Lui, il refuse, parce que l’abstraction ne lui dit rien. Ce qui l’intéresse, c’est la figuration. Il veut être dans la joie et qu’on voie dans ses tableaux de la joie et de la couleur. Pour lui, c’est ça la beauté qu’il veut transmettre au public, à son public à Kinshasa et à son public mondial. »

En 2008, JP Mika est sélectionné pour accompagner Chéri Chérin lors d’une exposition à Bilbao, en Espagne. C’est le premier pas vers une reconnaissance internationale.

La prochaine très bonne nouvelle arrive en 2015, avec sa participation à Beauté Congo, l’exposition pionnière sur l’art congolais à la Fondation Cartier pour l’art contemporain.

« Beauté Congo » et le style JP Mika

« Après cette exposition, l’intérêt pour mes œuvres a beaucoup augmenté. Il y avait le succès, mais aussi des problèmes [rires]. Beauté Congo m’a ouvert les portes de l’Europe. Aujourd’hui, Bisengo est l’exposition de la confirmation. C’est l’effet waouh. »

Chaque œuvre exposée date des deux dernières années et reflète sa propre technique. Cette diversité lui a aussi permis à surmonter l’image d’un peintre au style populaire, entre sapeurs congolais et tissus imprimés à motifs fleuris : « Ce que je fais maintenant, c’est le style JP Mika.

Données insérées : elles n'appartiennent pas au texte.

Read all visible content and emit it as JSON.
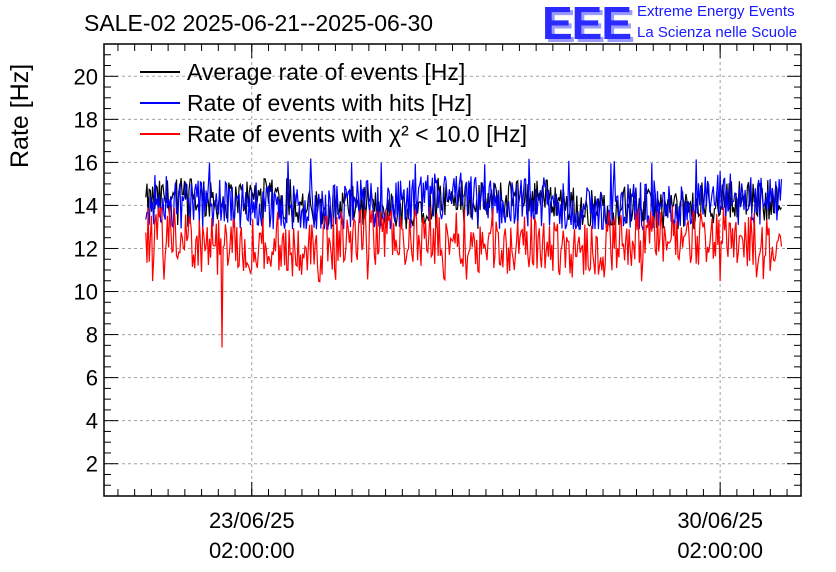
{
  "header": {
    "title": "SALE-02 2025-06-21--2025-06-30",
    "logo_text": "EEE",
    "logo_line1": "Extreme Energy Events",
    "logo_line2": "La Scienza nelle Scuole"
  },
  "chart_data": {
    "type": "line",
    "ylabel": "Rate [Hz]",
    "ylim": [
      0.5,
      21.5
    ],
    "yticks": [
      2,
      4,
      6,
      8,
      10,
      12,
      14,
      16,
      18,
      20
    ],
    "xlim": [
      "2025-06-20 21:00",
      "2025-07-01 07:00"
    ],
    "xticks": [
      {
        "x": "2025-06-23 02:00",
        "label1": "23/06/25",
        "label2": "02:00:00"
      },
      {
        "x": "2025-06-30 02:00",
        "label1": "30/06/25",
        "label2": "02:00:00"
      }
    ],
    "grid": true,
    "legend_position": "top-left",
    "series": [
      {
        "name": "Average rate of events [Hz]",
        "color": "#000000",
        "x_start": "2025-06-21 12:00",
        "x_end": "2025-07-01 00:00",
        "mean": 14.1,
        "min": 12.9,
        "max": 15.3
      },
      {
        "name": "Rate of events with hits [Hz]",
        "color": "#0000ff",
        "x_start": "2025-06-21 12:00",
        "x_end": "2025-07-01 00:00",
        "mean": 14.0,
        "min": 12.9,
        "max": 16.2
      },
      {
        "name": "Rate of events with χ² < 10.0 [Hz]",
        "color": "#ff0000",
        "x_start": "2025-06-21 12:00",
        "x_end": "2025-07-01 00:00",
        "mean": 12.3,
        "min": 10.4,
        "max": 14.0,
        "outlier_min": 7.4
      }
    ]
  }
}
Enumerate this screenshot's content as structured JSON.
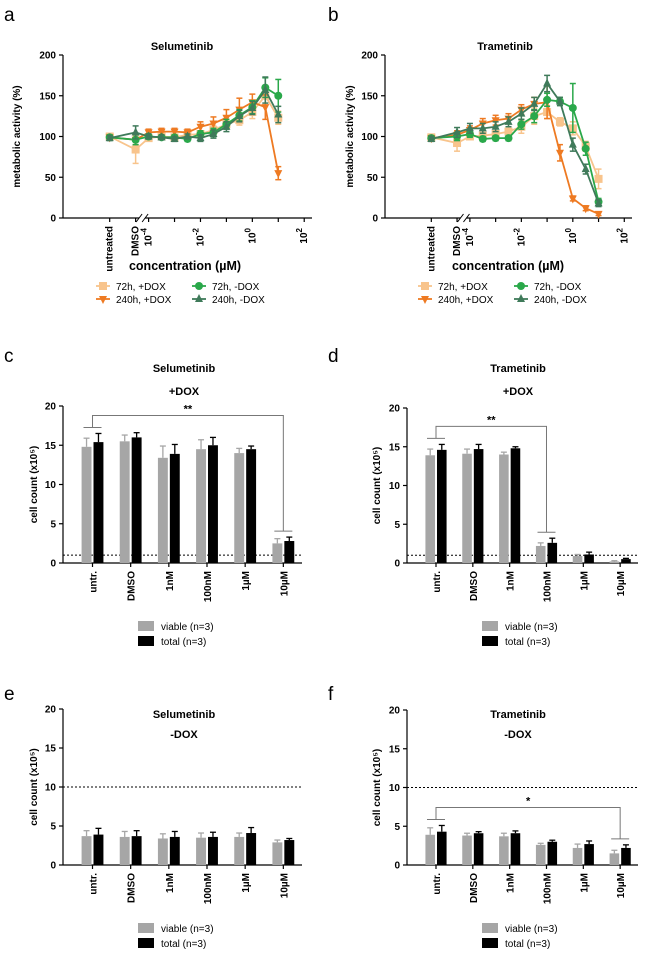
{
  "figure_labels": [
    "a",
    "b",
    "c",
    "d",
    "e",
    "f"
  ],
  "colors": {
    "viable": "#a6a6a6",
    "total": "#000000",
    "c72plus": "#f8c48c",
    "c240plus": "#ee7a22",
    "c72minus": "#2aa84a",
    "c240minus": "#3f7a5a"
  },
  "chart_data": [
    {
      "type": "line",
      "panel": "a",
      "title": "Selumetinib",
      "xlabel": "concentration (µM)",
      "ylabel": "metabolic activity (%)",
      "ylim": [
        0,
        200
      ],
      "yticks": [
        "0",
        "50",
        "100",
        "150",
        "200"
      ],
      "xscale": "log",
      "xlim_exp": [
        -7.3,
        2.3
      ],
      "x_tick_labels": [
        {
          "label": "10",
          "exp": "-4",
          "value_exp": -4
        },
        {
          "label": "10",
          "exp": "-2",
          "value_exp": -2
        },
        {
          "label": "10",
          "exp": "0",
          "value_exp": 0
        },
        {
          "label": "10",
          "exp": "2",
          "value_exp": 2
        }
      ],
      "categorical_labels": [
        "untreated",
        "DMSO"
      ],
      "x": [
        -5.5,
        -4.5,
        -4,
        -3.5,
        -3,
        -2.5,
        -2,
        -1.5,
        -1,
        -0.5,
        0,
        0.5,
        1
      ],
      "series": [
        {
          "name": "72h, +DOX",
          "values": [
            100,
            84,
            98,
            100,
            99,
            102,
            103,
            108,
            115,
            120,
            130,
            150,
            123
          ],
          "err": [
            3,
            17,
            3,
            3,
            3,
            4,
            4,
            5,
            6,
            6,
            8,
            12,
            8
          ]
        },
        {
          "name": "240h, +DOX",
          "values": [
            99,
            96,
            105,
            106,
            106,
            105,
            112,
            116,
            123,
            133,
            142,
            136,
            55
          ],
          "err": [
            3,
            6,
            4,
            4,
            4,
            4,
            6,
            8,
            10,
            14,
            10,
            15,
            8
          ]
        },
        {
          "name": "72h, -DOX",
          "values": [
            99,
            96,
            100,
            99,
            99,
            97,
            103,
            105,
            115,
            126,
            136,
            160,
            150
          ],
          "err": [
            3,
            6,
            3,
            3,
            3,
            3,
            4,
            5,
            6,
            7,
            8,
            12,
            20
          ]
        },
        {
          "name": "240h, -DOX",
          "values": [
            98,
            105,
            100,
            99,
            97,
            100,
            98,
            103,
            112,
            125,
            135,
            157,
            127
          ],
          "err": [
            3,
            8,
            3,
            3,
            3,
            3,
            4,
            5,
            6,
            7,
            8,
            16,
            10
          ]
        }
      ],
      "legend": [
        "72h,  +DOX",
        "240h, +DOX",
        "72h, -DOX",
        "240h, -DOX"
      ]
    },
    {
      "type": "line",
      "panel": "b",
      "title": "Trametinib",
      "xlabel": "concentration (µM)",
      "ylabel": "metabolic activity (%)",
      "ylim": [
        0,
        200
      ],
      "yticks": [
        "0",
        "50",
        "100",
        "150",
        "200"
      ],
      "xscale": "log",
      "xlim_exp": [
        -7.3,
        2.3
      ],
      "x_tick_labels": [
        {
          "label": "10",
          "exp": "-4",
          "value_exp": -4
        },
        {
          "label": "10",
          "exp": "-2",
          "value_exp": -2
        },
        {
          "label": "10",
          "exp": "0",
          "value_exp": 0
        },
        {
          "label": "10",
          "exp": "2",
          "value_exp": 2
        }
      ],
      "categorical_labels": [
        "untreated",
        "DMSO"
      ],
      "x": [
        -5.5,
        -4.5,
        -4,
        -3.5,
        -3,
        -2.5,
        -2,
        -1.5,
        -1,
        -0.5,
        0,
        0.5,
        1
      ],
      "series": [
        {
          "name": "72h, +DOX",
          "values": [
            99,
            92,
            100,
            101,
            103,
            106,
            112,
            125,
            130,
            118,
            110,
            88,
            48
          ],
          "err": [
            3,
            10,
            4,
            4,
            4,
            6,
            8,
            10,
            8,
            5,
            8,
            6,
            12
          ]
        },
        {
          "name": "240h, +DOX",
          "values": [
            98,
            102,
            108,
            116,
            120,
            122,
            133,
            140,
            142,
            80,
            24,
            12,
            5
          ],
          "err": [
            3,
            5,
            5,
            6,
            6,
            6,
            6,
            8,
            20,
            10,
            3,
            3,
            2
          ]
        },
        {
          "name": "72h, -DOX",
          "values": [
            98,
            100,
            103,
            97,
            98,
            98,
            115,
            125,
            145,
            143,
            135,
            85,
            20
          ],
          "err": [
            3,
            5,
            4,
            3,
            3,
            3,
            6,
            8,
            8,
            5,
            30,
            8,
            4
          ]
        },
        {
          "name": "240h, -DOX",
          "values": [
            97,
            105,
            110,
            110,
            112,
            118,
            128,
            140,
            165,
            143,
            90,
            60,
            18
          ],
          "err": [
            3,
            6,
            6,
            6,
            6,
            6,
            7,
            8,
            10,
            5,
            8,
            6,
            4
          ]
        }
      ],
      "legend": [
        "72h,  +DOX",
        "240h, +DOX",
        "72h, -DOX",
        "240h, -DOX"
      ]
    },
    {
      "type": "bar",
      "panel": "c",
      "title": "Selumetinib",
      "subtitle": "+DOX",
      "ylabel": "cell count (x10⁵)",
      "ylim": [
        0,
        20
      ],
      "yticks": [
        "0",
        "5",
        "10",
        "15",
        "20"
      ],
      "categories": [
        "untr.",
        "DMSO",
        "1nM",
        "100nM",
        "1µM",
        "10µM"
      ],
      "series": [
        {
          "name": "viable (n=3)",
          "values": [
            14.8,
            15.5,
            13.4,
            14.5,
            14.0,
            2.5
          ],
          "err": [
            1.1,
            0.8,
            1.5,
            1.2,
            0.6,
            0.6
          ]
        },
        {
          "name": "total (n=3)",
          "values": [
            15.4,
            16.0,
            13.9,
            15.0,
            14.5,
            2.8
          ],
          "err": [
            1.1,
            0.6,
            1.2,
            1.0,
            0.4,
            0.5
          ]
        }
      ],
      "reference_line": 1,
      "significance": {
        "label": "**",
        "from": 0,
        "to": 5
      },
      "legend": [
        "viable (n=3)",
        "total (n=3)"
      ]
    },
    {
      "type": "bar",
      "panel": "d",
      "title": "Trametinib",
      "subtitle": "+DOX",
      "ylabel": "cell count (x10⁵)",
      "ylim": [
        0,
        20
      ],
      "yticks": [
        "0",
        "5",
        "10",
        "15",
        "20"
      ],
      "categories": [
        "untr.",
        "DMSO",
        "1nM",
        "100nM",
        "1µM",
        "10µM"
      ],
      "series": [
        {
          "name": "viable (n=3)",
          "values": [
            13.9,
            14.1,
            14.0,
            2.2,
            0.9,
            0.2
          ],
          "err": [
            0.8,
            0.6,
            0.3,
            0.4,
            0.2,
            0.1
          ]
        },
        {
          "name": "total (n=3)",
          "values": [
            14.6,
            14.7,
            14.8,
            2.6,
            1.1,
            0.5
          ],
          "err": [
            0.7,
            0.6,
            0.2,
            0.6,
            0.3,
            0.1
          ]
        }
      ],
      "reference_line": 1,
      "significance": {
        "label": "**",
        "from": 0,
        "to": 3
      },
      "legend": [
        "viable (n=3)",
        "total (n=3)"
      ]
    },
    {
      "type": "bar",
      "panel": "e",
      "title": "Selumetinib",
      "subtitle": "-DOX",
      "ylabel": "cell count (x10⁵)",
      "ylim": [
        0,
        20
      ],
      "yticks": [
        "0",
        "5",
        "10",
        "15",
        "20"
      ],
      "categories": [
        "untr.",
        "DMSO",
        "1nM",
        "100nM",
        "1µM",
        "10µM"
      ],
      "series": [
        {
          "name": "viable (n=3)",
          "values": [
            3.7,
            3.6,
            3.4,
            3.5,
            3.6,
            2.9
          ],
          "err": [
            0.7,
            0.7,
            0.6,
            0.6,
            0.5,
            0.3
          ]
        },
        {
          "name": "total (n=3)",
          "values": [
            3.9,
            3.7,
            3.6,
            3.6,
            4.1,
            3.2
          ],
          "err": [
            0.8,
            0.7,
            0.7,
            0.6,
            0.7,
            0.2
          ]
        }
      ],
      "reference_line": 10,
      "legend": [
        "viable (n=3)",
        "total (n=3)"
      ]
    },
    {
      "type": "bar",
      "panel": "f",
      "title": "Trametinib",
      "subtitle": "-DOX",
      "ylabel": "cell count (x10⁵)",
      "ylim": [
        0,
        20
      ],
      "yticks": [
        "0",
        "5",
        "10",
        "15",
        "20"
      ],
      "categories": [
        "untr.",
        "DMSO",
        "1nM",
        "100nM",
        "1µM",
        "10µM"
      ],
      "series": [
        {
          "name": "viable (n=3)",
          "values": [
            3.9,
            3.8,
            3.7,
            2.6,
            2.2,
            1.5
          ],
          "err": [
            0.9,
            0.3,
            0.4,
            0.2,
            0.5,
            0.4
          ]
        },
        {
          "name": "total (n=3)",
          "values": [
            4.3,
            4.1,
            4.1,
            3.0,
            2.7,
            2.2
          ],
          "err": [
            0.8,
            0.2,
            0.3,
            0.2,
            0.4,
            0.4
          ]
        }
      ],
      "reference_line": 10,
      "significance": {
        "label": "*",
        "from": 0,
        "to": 5
      },
      "legend": [
        "viable (n=3)",
        "total (n=3)"
      ]
    }
  ]
}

J’ai créé une façon différente de faire les choses. Regardez-moi : je porte une veste à motifs fleuris, je suis raccord avec mes peintures. Je considère que je suis moi-même une œuvre d’art. »

Moins politique que Chéri Samba et moins militant que Chéri Chérin, avec son souci pour la précision et le détail, JP Mika se dirige visiblement vers une peinture pure, habitée par un seul message : la joie et la beauté.

Pour André Magnin, aucun doute : « JP Mika figure parmi les peintres les plus talentueux du continent africain ».